Team L&M
In his book, The Perfect Way, Osho answers fundamental questions about what meditation is and how we can begin and sustain it in our lives. He does this with precision, thoroughness, humour and compassion. Here is someone who knows, but who also knows how to convey what he knows. His genius in full flight, he points us as far as one can with words towards the inner world of the self, towards the zone of silence. We share a few excerpts from Chapter 8 Self-observation is this mirror from the book. Read on:
I’m a Dream-Breaker
What I am in others’ views is not significant. What is significant is what I am in my own view. But we are in the habit of seeing ourselves through other people’s eyes and we forget that there is a direct and immediate way to see ourselves. And this alone is the real way to see because it is not indirect. So firstly, we create false images of ourselves and wear masks to deceive others, and then we base our opinion of ourselves on how others see us!
This self-deception goes on throughout our lives. To begin a life of religiousness, the very first thing that needs to be shattered is this self-deception. It is necessary to break through all self-deceptions; it is necessary to know yourself in your total nakedness—as you are, what you are—because only after this has been done can any steps be taken in some authentic direction of self-realisation.
Man cannot enter the realm of truth as long as he has false conceptions about himself and as long as the delusion persists that the role-playing personality is his real self. Before we can know
The Perfect Way
God, or the truth or our real beings, we must reduce to ashes the imaginary personality with which we have covered ourselves. This mask of deception does not allow us to rise above the artificial lives we are acting out and live real lives. Those who wish to walk the path of truth, of reality, must awaken from the false drama they are living.
Don’t you ever feel you are acting, performing in a drama? Don’t you ever feel you are one thing on the inside and quite another on the outside? In some conscious moment, when you are yourself, doesn’t the awareness of this deception ever trouble you? If questions about it do occur to you and do trouble you, that alone is the possibility that can take you out of the drama, can take you from the stage to the background, where you are not acting a role but are your own self.
One must ask oneself this question: ‘Am I really what I have been thinking I am?’ This question must echo in the very depths of your being. It must arise in your depths with such intensity and such awareness that there remains no room left for the possibility of any illusion.
As a result of this question, this inquiry, this introspection, such a unique awakening and consciousness comes that you feel you have been shaken out of a sleep. Then you begin to see that the castles you built have been built in a dream, that the boats in which you have been sailing were made of paper. Your whole life begins to seem unreal, as if it were not yours but someone else’s. It actually is not yours, it is part of some drama you have been acting out—a drama which education, training, culture, tradition and society have taught you, but the roots of which are not in you. If the flowers arranged in a vase were to become conscious in some way, they will know that they have no roots; the same is bound to happen to you if you become conscious. We are not really men. We are mere deceptions, without any roots, without any ground. We are like characters in a fairy tale, in a dream, with no existence in reality. I see you lost and moving in this dream. All your actions are done in sleep. All your activities take place in sleep. But you can awaken from this sleep. This is the difference between sleep and death. You can awaken from the former but not from the latter. No matter how deep your sleep, awakening is its intrinsic possibility. Sleep has this dormant seed, this potentiality hidden within it.
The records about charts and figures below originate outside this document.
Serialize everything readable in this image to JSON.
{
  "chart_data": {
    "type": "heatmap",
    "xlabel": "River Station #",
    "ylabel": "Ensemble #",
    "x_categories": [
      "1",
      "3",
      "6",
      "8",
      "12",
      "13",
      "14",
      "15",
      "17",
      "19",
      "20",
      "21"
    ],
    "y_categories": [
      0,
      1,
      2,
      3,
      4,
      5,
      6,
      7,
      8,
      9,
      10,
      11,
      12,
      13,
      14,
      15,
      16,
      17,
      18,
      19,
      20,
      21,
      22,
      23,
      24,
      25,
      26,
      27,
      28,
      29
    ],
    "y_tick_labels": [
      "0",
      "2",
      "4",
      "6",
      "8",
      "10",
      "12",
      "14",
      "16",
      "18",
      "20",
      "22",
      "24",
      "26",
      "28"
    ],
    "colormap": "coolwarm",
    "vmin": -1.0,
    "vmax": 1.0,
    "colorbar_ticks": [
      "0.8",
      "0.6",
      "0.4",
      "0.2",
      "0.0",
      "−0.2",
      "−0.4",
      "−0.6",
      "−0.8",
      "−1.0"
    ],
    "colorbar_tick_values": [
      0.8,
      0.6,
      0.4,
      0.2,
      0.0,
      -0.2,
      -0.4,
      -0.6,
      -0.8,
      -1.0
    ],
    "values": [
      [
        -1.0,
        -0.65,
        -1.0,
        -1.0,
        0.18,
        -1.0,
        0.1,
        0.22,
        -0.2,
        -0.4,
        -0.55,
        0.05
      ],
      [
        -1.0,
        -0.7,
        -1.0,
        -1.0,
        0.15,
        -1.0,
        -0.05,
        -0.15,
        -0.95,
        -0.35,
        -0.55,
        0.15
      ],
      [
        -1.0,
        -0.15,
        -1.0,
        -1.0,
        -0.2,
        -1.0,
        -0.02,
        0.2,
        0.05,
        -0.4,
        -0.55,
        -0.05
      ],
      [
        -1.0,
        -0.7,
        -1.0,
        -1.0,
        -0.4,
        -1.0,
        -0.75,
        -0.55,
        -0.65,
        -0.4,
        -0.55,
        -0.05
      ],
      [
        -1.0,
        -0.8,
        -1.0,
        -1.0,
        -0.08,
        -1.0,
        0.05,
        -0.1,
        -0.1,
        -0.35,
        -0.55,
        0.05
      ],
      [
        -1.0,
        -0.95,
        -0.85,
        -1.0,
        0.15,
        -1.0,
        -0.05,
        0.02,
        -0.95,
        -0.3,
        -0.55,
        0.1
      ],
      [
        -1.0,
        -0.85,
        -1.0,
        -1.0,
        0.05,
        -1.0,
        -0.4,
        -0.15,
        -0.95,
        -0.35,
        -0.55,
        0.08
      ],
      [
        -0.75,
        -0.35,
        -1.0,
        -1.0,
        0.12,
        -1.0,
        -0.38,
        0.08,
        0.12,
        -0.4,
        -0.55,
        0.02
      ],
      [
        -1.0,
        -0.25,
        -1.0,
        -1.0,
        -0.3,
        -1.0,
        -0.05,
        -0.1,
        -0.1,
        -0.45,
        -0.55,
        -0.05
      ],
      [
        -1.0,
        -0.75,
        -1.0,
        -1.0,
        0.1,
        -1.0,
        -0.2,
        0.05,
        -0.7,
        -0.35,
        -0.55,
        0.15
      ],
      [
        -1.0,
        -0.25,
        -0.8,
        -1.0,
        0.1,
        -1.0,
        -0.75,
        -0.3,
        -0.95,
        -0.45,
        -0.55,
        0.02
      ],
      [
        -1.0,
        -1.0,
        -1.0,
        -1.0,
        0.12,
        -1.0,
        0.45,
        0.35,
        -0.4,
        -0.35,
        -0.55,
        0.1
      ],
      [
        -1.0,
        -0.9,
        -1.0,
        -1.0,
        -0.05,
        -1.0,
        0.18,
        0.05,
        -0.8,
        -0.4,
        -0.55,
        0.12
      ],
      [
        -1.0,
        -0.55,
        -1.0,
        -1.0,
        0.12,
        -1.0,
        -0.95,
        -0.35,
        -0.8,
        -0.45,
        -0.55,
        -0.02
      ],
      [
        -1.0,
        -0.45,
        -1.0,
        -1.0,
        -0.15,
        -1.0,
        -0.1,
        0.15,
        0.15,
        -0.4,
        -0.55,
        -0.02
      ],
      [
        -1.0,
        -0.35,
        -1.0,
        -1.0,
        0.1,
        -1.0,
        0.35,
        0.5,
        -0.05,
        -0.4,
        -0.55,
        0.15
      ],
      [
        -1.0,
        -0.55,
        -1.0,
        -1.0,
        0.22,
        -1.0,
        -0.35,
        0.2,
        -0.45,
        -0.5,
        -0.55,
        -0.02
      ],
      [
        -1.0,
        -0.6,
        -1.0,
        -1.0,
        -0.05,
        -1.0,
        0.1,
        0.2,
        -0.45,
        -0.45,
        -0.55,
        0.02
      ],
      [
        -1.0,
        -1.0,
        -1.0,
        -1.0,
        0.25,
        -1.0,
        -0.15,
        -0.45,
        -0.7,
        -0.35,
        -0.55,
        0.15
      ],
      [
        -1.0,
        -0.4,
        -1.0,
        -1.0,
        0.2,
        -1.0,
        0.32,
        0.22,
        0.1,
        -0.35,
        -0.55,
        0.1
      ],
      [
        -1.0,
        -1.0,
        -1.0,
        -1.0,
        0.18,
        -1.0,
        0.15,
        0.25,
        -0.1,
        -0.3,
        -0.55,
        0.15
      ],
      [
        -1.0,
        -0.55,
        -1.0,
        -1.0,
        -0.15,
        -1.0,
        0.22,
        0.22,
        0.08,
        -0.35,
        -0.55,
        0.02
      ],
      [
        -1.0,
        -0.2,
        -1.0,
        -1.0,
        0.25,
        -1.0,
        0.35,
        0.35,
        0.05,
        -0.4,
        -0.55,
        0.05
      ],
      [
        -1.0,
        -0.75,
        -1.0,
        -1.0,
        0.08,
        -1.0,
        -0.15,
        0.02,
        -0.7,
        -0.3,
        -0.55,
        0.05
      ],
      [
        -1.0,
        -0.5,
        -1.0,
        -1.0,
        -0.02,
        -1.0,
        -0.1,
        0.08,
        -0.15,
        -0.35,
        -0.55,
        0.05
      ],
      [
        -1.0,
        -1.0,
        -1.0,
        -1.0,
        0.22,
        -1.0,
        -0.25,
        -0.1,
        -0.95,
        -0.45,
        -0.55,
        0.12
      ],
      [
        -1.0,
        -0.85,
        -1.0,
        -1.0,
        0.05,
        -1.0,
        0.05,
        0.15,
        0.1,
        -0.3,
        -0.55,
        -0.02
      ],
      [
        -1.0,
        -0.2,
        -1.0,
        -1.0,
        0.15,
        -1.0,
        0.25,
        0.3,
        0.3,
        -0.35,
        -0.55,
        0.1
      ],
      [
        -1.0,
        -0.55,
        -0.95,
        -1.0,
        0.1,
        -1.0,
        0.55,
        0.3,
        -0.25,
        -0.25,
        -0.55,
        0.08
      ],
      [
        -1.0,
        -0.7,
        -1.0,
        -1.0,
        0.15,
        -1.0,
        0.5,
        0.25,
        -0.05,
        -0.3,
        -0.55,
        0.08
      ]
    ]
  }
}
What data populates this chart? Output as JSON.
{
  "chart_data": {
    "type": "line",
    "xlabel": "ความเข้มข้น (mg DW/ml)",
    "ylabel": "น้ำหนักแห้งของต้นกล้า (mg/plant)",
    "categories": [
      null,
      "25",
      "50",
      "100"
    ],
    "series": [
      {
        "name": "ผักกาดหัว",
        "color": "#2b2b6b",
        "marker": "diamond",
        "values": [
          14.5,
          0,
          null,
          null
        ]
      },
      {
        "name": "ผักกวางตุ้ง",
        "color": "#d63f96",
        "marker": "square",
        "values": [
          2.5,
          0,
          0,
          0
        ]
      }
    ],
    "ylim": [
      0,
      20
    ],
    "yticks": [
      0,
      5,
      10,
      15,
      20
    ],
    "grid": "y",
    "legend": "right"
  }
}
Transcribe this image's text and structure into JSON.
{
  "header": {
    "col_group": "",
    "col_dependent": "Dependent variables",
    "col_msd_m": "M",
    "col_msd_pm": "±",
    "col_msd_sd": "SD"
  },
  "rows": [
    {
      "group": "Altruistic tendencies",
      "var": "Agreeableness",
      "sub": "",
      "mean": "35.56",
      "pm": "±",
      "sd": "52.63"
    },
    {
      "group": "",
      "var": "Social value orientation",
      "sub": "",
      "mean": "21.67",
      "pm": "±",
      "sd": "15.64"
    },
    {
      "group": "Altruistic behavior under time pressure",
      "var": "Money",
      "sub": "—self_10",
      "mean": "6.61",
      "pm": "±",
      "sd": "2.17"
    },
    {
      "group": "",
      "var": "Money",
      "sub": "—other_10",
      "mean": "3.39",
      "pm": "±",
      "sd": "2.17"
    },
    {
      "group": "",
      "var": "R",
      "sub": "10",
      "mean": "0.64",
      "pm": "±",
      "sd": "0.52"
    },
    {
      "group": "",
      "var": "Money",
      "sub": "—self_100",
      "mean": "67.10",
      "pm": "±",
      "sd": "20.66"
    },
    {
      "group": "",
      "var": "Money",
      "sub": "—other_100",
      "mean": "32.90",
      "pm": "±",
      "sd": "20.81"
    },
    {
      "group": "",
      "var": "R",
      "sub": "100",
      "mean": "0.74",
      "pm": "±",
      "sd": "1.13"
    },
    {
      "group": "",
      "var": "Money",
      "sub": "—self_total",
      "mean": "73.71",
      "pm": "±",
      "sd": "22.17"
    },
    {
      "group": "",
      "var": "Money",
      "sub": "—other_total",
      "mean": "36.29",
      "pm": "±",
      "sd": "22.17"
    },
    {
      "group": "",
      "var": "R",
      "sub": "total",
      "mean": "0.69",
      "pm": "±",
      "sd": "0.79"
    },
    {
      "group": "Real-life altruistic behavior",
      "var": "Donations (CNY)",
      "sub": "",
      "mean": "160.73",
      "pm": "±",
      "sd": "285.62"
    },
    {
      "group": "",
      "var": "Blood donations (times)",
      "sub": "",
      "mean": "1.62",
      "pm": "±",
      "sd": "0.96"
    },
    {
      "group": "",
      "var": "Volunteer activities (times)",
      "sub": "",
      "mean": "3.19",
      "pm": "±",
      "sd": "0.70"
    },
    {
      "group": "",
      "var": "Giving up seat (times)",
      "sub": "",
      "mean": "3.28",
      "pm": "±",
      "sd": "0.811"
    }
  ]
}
If you come face-to-face with yourself, many illusions will be shattered, as if somebody falsely considering himself very beautiful finds himself before a mirror for the very first time. Just as there is a mirror for looking at the body, there is a mirror for looking at the self. I am talking about this very mirror. Self-observation is this mirror.
Do you really want to see the truth of yourself? Do you want to meet the person that is really you? And knowing there is the possibility of seeing yourself in all your nakedness, don’t you feel afraid? Such fear is quite natural. It is because of this fear that we go on creating new dreams about ourselves and keeping our true reality forgotten. But these dreams cannot be your companions; you cannot get anywhere with their help. They only waste the time and the priceless opportunity that could have led you home.
You must wonder why I insist so much on your seeing the nakedness, the ugliness and the emptiness of yourselves. Wouldn’t it be better to leave what is unfit to be seen, unseen? And isn’t it nice, isn’t it good to decorate what is ugly with jewellery and to cover what isn’t worth seeing with curtains?